Wednesday, January 05, 2005

Rich Comparison is Tricky

People sometimes complain about new Python features as being too tricky; sometimes I think they should look at what's already in Python.

As of version 2.3, the sort algorithm changed to use rich comparisons, specifically the __lt__ form. This unexpectedly broke part of my generic function dispatch system in an obscure corner case involving range tables and classic class instances, when I recently upgraded to using Python 2.3 for new development and testing.

Specifically, the dispatch tables used special "Min" and "Max" objects that were intended to compare less or greater than all other objects, respectively. However, they were implemented using the __cmp__ special method, which only works correctly with the cmp() builtin, or when paired with new-style class instances, when Python is using a rich comparison. (Try saying that three times fast!)

I believe earlier versions of the Python builtin sort used the equivalent of cmp(), thus leading to the current breakage when I moved to 2.3. (Although it's possible the problem existed in 2.2, and I just never exercised exactly this particular corner case before. Whatever the situation, it's getting added to my unit tests posthaste.)

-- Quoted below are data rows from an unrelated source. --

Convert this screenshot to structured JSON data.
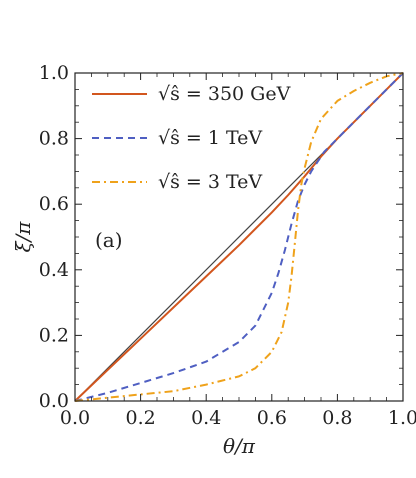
{
  "chart_data": {
    "type": "line",
    "title": "",
    "xlabel": "θ/π",
    "ylabel": "ξ/π",
    "xlim": [
      0,
      1
    ],
    "ylim": [
      0,
      1
    ],
    "xticks": [
      "0.0",
      "0.2",
      "0.4",
      "0.6",
      "0.8",
      "1.0"
    ],
    "yticks": [
      "0.0",
      "0.2",
      "0.4",
      "0.6",
      "0.8",
      "1.0"
    ],
    "annotation": "(a)",
    "legend_position": "top-left",
    "grid": false,
    "reference_line": {
      "x": [
        0,
        1
      ],
      "y": [
        0,
        1
      ],
      "color": "#444444"
    },
    "series": [
      {
        "name": "√ŝ = 350 GeV",
        "style": "solid",
        "color": "#d2561e",
        "x": [
          0.0,
          0.1,
          0.2,
          0.3,
          0.4,
          0.5,
          0.6,
          0.65,
          0.7,
          0.75,
          0.8,
          0.9,
          1.0
        ],
        "y": [
          0.0,
          0.095,
          0.19,
          0.285,
          0.38,
          0.475,
          0.575,
          0.628,
          0.685,
          0.745,
          0.8,
          0.9,
          1.0
        ]
      },
      {
        "name": "√ŝ = 1 TeV",
        "style": "dashed",
        "color": "#4f5fc2",
        "x": [
          0.0,
          0.1,
          0.2,
          0.3,
          0.4,
          0.5,
          0.55,
          0.6,
          0.62,
          0.64,
          0.66,
          0.68,
          0.7,
          0.72,
          0.74,
          0.76,
          0.8,
          0.85,
          0.9,
          0.95,
          1.0
        ],
        "y": [
          0.0,
          0.025,
          0.055,
          0.085,
          0.12,
          0.18,
          0.23,
          0.33,
          0.39,
          0.46,
          0.54,
          0.61,
          0.66,
          0.7,
          0.73,
          0.76,
          0.8,
          0.85,
          0.9,
          0.95,
          1.0
        ]
      },
      {
        "name": "√ŝ = 3 TeV",
        "style": "dash-dot",
        "color": "#efa21b",
        "x": [
          0.0,
          0.1,
          0.2,
          0.3,
          0.4,
          0.5,
          0.55,
          0.6,
          0.63,
          0.65,
          0.66,
          0.67,
          0.68,
          0.69,
          0.7,
          0.72,
          0.75,
          0.8,
          0.85,
          0.9,
          0.95,
          1.0
        ],
        "y": [
          0.0,
          0.01,
          0.02,
          0.03,
          0.05,
          0.075,
          0.1,
          0.15,
          0.21,
          0.3,
          0.38,
          0.48,
          0.58,
          0.66,
          0.71,
          0.79,
          0.86,
          0.915,
          0.945,
          0.97,
          0.99,
          1.0
        ]
      }
    ]
  }
}
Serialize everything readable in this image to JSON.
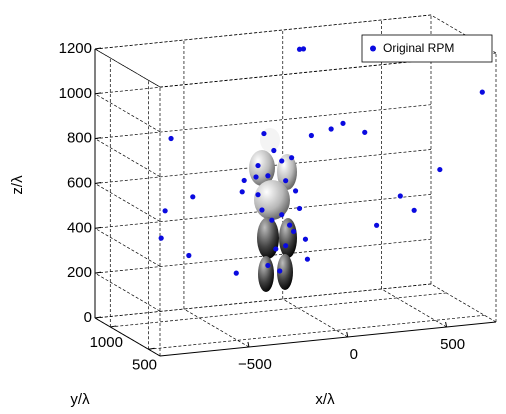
{
  "chart_data": {
    "type": "scatter3d",
    "xlabel": "x/λ",
    "ylabel": "y/λ",
    "zlabel": "z/λ",
    "xlim": [
      -950,
      750
    ],
    "ylim": [
      350,
      1200
    ],
    "zlim": [
      0,
      1200
    ],
    "xticks": [
      {
        "value": -500,
        "label": "−500"
      },
      0,
      500
    ],
    "yticks": [
      500,
      1000
    ],
    "zticks": [
      0,
      200,
      400,
      600,
      800,
      1000,
      1200
    ],
    "grid": true,
    "legend": "upper right",
    "series": [
      {
        "name": "Original RPM",
        "color": "#0a0ae0",
        "x": [
          -70,
          -50,
          700,
          -720,
          150,
          90,
          260,
          -10,
          -250,
          640,
          -610,
          -750,
          -770,
          -630,
          -390,
          320,
          440,
          510,
          -30,
          -40,
          -350,
          -360,
          -290,
          -230,
          -160,
          -110,
          -140,
          -90,
          -280,
          -260,
          -210,
          -160,
          -120,
          -100,
          -140,
          -190,
          -230,
          -170,
          -70,
          -280,
          -200
        ],
        "y": [
          800,
          800,
          400,
          800,
          800,
          800,
          800,
          800,
          800,
          800,
          800,
          800,
          800,
          800,
          800,
          800,
          800,
          800,
          800,
          800,
          800,
          800,
          800,
          800,
          800,
          800,
          800,
          800,
          800,
          800,
          800,
          800,
          800,
          800,
          800,
          800,
          800,
          800,
          800,
          800,
          800
        ],
        "z": [
          1200,
          1200,
          1020,
          860,
          850,
          830,
          800,
          810,
          840,
          600,
          590,
          540,
          420,
          330,
          230,
          380,
          500,
          430,
          260,
          350,
          640,
          590,
          650,
          650,
          710,
          720,
          620,
          570,
          570,
          500,
          450,
          470,
          420,
          390,
          330,
          320,
          250,
          220,
          490,
          700,
          760
        ]
      }
    ]
  }
}
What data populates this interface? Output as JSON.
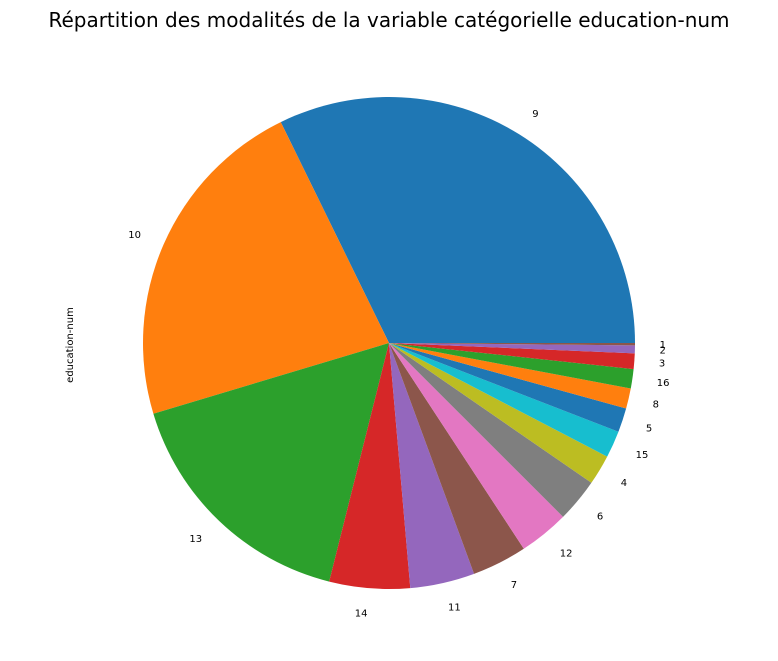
{
  "chart_data": {
    "type": "pie",
    "title": "Répartition des modalités de la variable catégorielle education-num",
    "ylabel": "education-num",
    "start_angle_deg": 0,
    "direction": "counterclockwise",
    "slices": [
      {
        "label": "9",
        "value": 32.25,
        "color": "#1f77b4"
      },
      {
        "label": "10",
        "value": 22.39,
        "color": "#ff7f0e"
      },
      {
        "label": "13",
        "value": 16.45,
        "color": "#2ca02c"
      },
      {
        "label": "14",
        "value": 5.29,
        "color": "#d62728"
      },
      {
        "label": "11",
        "value": 4.24,
        "color": "#9467bd"
      },
      {
        "label": "7",
        "value": 3.61,
        "color": "#8c564b"
      },
      {
        "label": "12",
        "value": 3.28,
        "color": "#e377c2"
      },
      {
        "label": "6",
        "value": 2.87,
        "color": "#7f7f7f"
      },
      {
        "label": "4",
        "value": 1.98,
        "color": "#bcbd22"
      },
      {
        "label": "15",
        "value": 1.77,
        "color": "#17becf"
      },
      {
        "label": "5",
        "value": 1.58,
        "color": "#1f77b4"
      },
      {
        "label": "8",
        "value": 1.33,
        "color": "#ff7f0e"
      },
      {
        "label": "16",
        "value": 1.27,
        "color": "#2ca02c"
      },
      {
        "label": "3",
        "value": 1.02,
        "color": "#d62728"
      },
      {
        "label": "2",
        "value": 0.52,
        "color": "#9467bd"
      },
      {
        "label": "1",
        "value": 0.15,
        "color": "#8c564b"
      }
    ]
  }
}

Anyway, the point is that getting rich comparisons right can be very, very tricky. The "Min" and "Max" objects were based on code cribbed from PEP 326, which in turn was from code contributed on the Python-Dev mailing list. It looks like to be completely correct, you have to define __lt__, __le__, __gt__, __ge__, __eq__, and __ne__, in order to guarantee that rich comparisons with classic instances turn out correct, at least as of Python 2.3.4. This is a bit of a pain, but I've figured out I can have all these methods delegate back to __cmp__, which will be slow, but correct.

For a while there, the problem was really spooking me; it showed up as "impossible" behavior in a generic function, because the function's internal indexes were shot to hell by the incorrect comparisons.

Decorators are actually pretty simple, when "compared" to this. :)